In Post-Production I’m glad I made the decision to not change the aspect ratio to 1.33:1, since I had a little play around and actually found I wasn’t happy with what had to be cropped out.

The title stops juddering for about half a second near the start. I didn’t notice this at the time, but I noticed it after I had already handed it in before half term. This happened because to save time I created all the keyframes in one clip and then copy and pasted that clip multiple times and changed the text so I didn’t have to make all the keyframes for each clip. The reason why the juddering stops for half a second is because I extended the length of the title by about half a second and didn’t extend the keyframes to match so it just stops moving for half a second. Now I know to keep an eye out for this kind of thing in the future.

Other than that, I am pleased with my editing and my editing choices, I feel I have successfully created the film the way I originally saw it in my mind during my Reflective Research.

Our group of 5 have been working together for a year now and have created a really good team showing good teamwork. Charlie G also fitted in really well and I am pleased he joined us.

I am pleased with my finished film. I have acquired more useful knowledge, skills and practise which has helped me develop and will help me in future film projects. 

A final thought

This weekend I was watching Star Trek Discovery Season 3 Episode 4 “Forget Me Not”. About halfway through, the ship’s computer suggests to the Discovery’s ship captain, whose name is Saru, that the crew should be given the night off with a movie night, in an effort to cheer the crew up. The ship’s computer makes the comment that “Among many sentient beings, laughter is both healing and meaningful. 20th Century comedians such as Buster Keaton or Charlie Chaplin are communal unifiers without the burden of language.”


I found this comment really interesting and insightful. I agree that comedy can be “healing” since it is pretty universally agreed that laughing produces good and healing hormones in humans. I also agree that it is “meaningful” since we usually feel that we have something in common with someone who we can laugh with, and feelings in common are better than divisive feelings. And in particular I agree with the final part about the 2 huge stars of the silent film era being “communal unifiers without the burden of language“. Comedy can unify people, and hence nations, who do not share the same languages.
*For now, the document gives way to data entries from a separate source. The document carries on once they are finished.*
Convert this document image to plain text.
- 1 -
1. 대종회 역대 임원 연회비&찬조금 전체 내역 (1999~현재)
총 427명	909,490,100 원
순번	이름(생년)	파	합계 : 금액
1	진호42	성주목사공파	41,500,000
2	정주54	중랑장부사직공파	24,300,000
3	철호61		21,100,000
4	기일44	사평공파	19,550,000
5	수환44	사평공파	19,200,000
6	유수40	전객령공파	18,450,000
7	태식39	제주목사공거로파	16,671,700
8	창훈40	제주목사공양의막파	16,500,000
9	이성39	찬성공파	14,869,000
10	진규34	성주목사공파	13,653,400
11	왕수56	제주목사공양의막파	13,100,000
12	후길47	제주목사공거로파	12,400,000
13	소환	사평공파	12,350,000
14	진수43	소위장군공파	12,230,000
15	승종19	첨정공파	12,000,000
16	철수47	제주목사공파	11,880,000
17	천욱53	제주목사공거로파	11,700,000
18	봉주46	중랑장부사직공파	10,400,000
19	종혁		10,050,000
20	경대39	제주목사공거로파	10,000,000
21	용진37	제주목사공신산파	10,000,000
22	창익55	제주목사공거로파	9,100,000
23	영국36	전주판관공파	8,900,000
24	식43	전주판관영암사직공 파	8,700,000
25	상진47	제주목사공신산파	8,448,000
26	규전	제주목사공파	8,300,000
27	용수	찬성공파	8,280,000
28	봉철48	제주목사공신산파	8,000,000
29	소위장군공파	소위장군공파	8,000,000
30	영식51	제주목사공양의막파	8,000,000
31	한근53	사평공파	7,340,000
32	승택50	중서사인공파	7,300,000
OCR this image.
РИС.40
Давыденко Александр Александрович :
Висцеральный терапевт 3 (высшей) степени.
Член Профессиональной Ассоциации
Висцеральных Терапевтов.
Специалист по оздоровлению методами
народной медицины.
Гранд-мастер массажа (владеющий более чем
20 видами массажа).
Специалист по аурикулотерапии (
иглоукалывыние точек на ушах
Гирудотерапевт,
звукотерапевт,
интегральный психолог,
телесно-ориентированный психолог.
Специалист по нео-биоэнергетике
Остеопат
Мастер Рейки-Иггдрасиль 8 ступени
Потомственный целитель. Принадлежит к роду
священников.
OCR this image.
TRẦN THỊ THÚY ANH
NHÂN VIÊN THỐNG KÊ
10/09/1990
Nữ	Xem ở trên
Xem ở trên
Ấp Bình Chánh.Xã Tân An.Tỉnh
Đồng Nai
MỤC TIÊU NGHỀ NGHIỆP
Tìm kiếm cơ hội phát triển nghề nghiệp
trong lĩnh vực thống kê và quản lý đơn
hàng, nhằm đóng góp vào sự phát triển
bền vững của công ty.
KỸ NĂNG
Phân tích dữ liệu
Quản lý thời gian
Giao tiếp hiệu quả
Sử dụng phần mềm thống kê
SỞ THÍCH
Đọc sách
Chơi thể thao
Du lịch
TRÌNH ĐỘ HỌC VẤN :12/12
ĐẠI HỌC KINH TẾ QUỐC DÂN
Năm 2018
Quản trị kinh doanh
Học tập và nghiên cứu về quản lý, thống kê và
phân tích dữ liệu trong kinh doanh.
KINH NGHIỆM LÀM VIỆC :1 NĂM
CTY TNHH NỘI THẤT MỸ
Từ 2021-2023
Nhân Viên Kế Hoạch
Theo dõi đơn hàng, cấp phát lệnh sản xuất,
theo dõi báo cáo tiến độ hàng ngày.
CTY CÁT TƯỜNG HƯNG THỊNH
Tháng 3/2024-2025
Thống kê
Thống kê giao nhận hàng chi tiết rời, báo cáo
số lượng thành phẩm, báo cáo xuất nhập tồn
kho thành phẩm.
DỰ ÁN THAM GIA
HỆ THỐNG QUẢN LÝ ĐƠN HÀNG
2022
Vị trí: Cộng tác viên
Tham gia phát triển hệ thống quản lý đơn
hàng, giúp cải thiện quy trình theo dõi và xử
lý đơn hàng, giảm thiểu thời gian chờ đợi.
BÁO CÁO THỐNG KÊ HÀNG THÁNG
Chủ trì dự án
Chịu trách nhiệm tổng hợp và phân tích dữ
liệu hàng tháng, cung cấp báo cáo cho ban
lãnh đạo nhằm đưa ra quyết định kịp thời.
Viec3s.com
I saw this for myself last summer, having been selected to attend the World Scout Jamboree in West Virginia, USA, where there were 45,000 scouts from more countries than compete in the Olympics – way too many languages for us all to be able to communicate with language, but smiles and humour were a large part of what allowed us to still communicate in a very positive and meaningful way, even without language. As I said earlier, although there are intertitles in films they are not the main means of communication. For example, the actions and the facial expressions of the actors, the music choice and the choice of shots are much more important in portraying the humour. Just as language can be an integral part of certain comedy, it can also be a “burden” when modifying the film for an audience who speak a different language, since spoken words either need to be fully subtitled, which splits where the audience needs to watch, thus potentially losing the comedic moment for them, or the films need to be dubbed, and care taken as to whether jokes translate well or not. Only the Intertitles need to be translated which is easier since they are short and to the point, and would appear on the screen whatever the language is.


Which is why I think we still see many principles from the old silent movies days being applied in post “silent film”  movies, such as slapstick moments in “Singing in the Rain” when Donald O’Connor is singing “Make ‘Em Laugh”, and in even more modern films too.


Since I am aiming, eventually, to be a fiction film/tv director, this project has opened my eyes to the importance of looking at why different genres were successful in their time, and what elements of them are still useful in modern times. It is not a given that, just because certain principles worked when they first came out, they ae still useful today, since our society and culture is constantly changing, and some comedy principles are certainly not valid now. However, I feel that being aware of creating comedy without words is still a useful principle, and as a (hopefully) future director I should be aware of this not just from the point of view of creating good films, but also because I would like to feel (in common with many directors I am sure) that films that I direct could be inclusive and bring people together.

As a final note, Saru (captain) does indeed organise a movie night, and the final scene is of the crew laughing together at images of Buster Keaton in a holographic film projection. I take my hat off to the writers of this Star Trek Discovery episode Alan McElroy, Chris Silvestri and Anthony Maranville, and to the Director Hanelle M. Culpepper, for this fun but meaningful reference.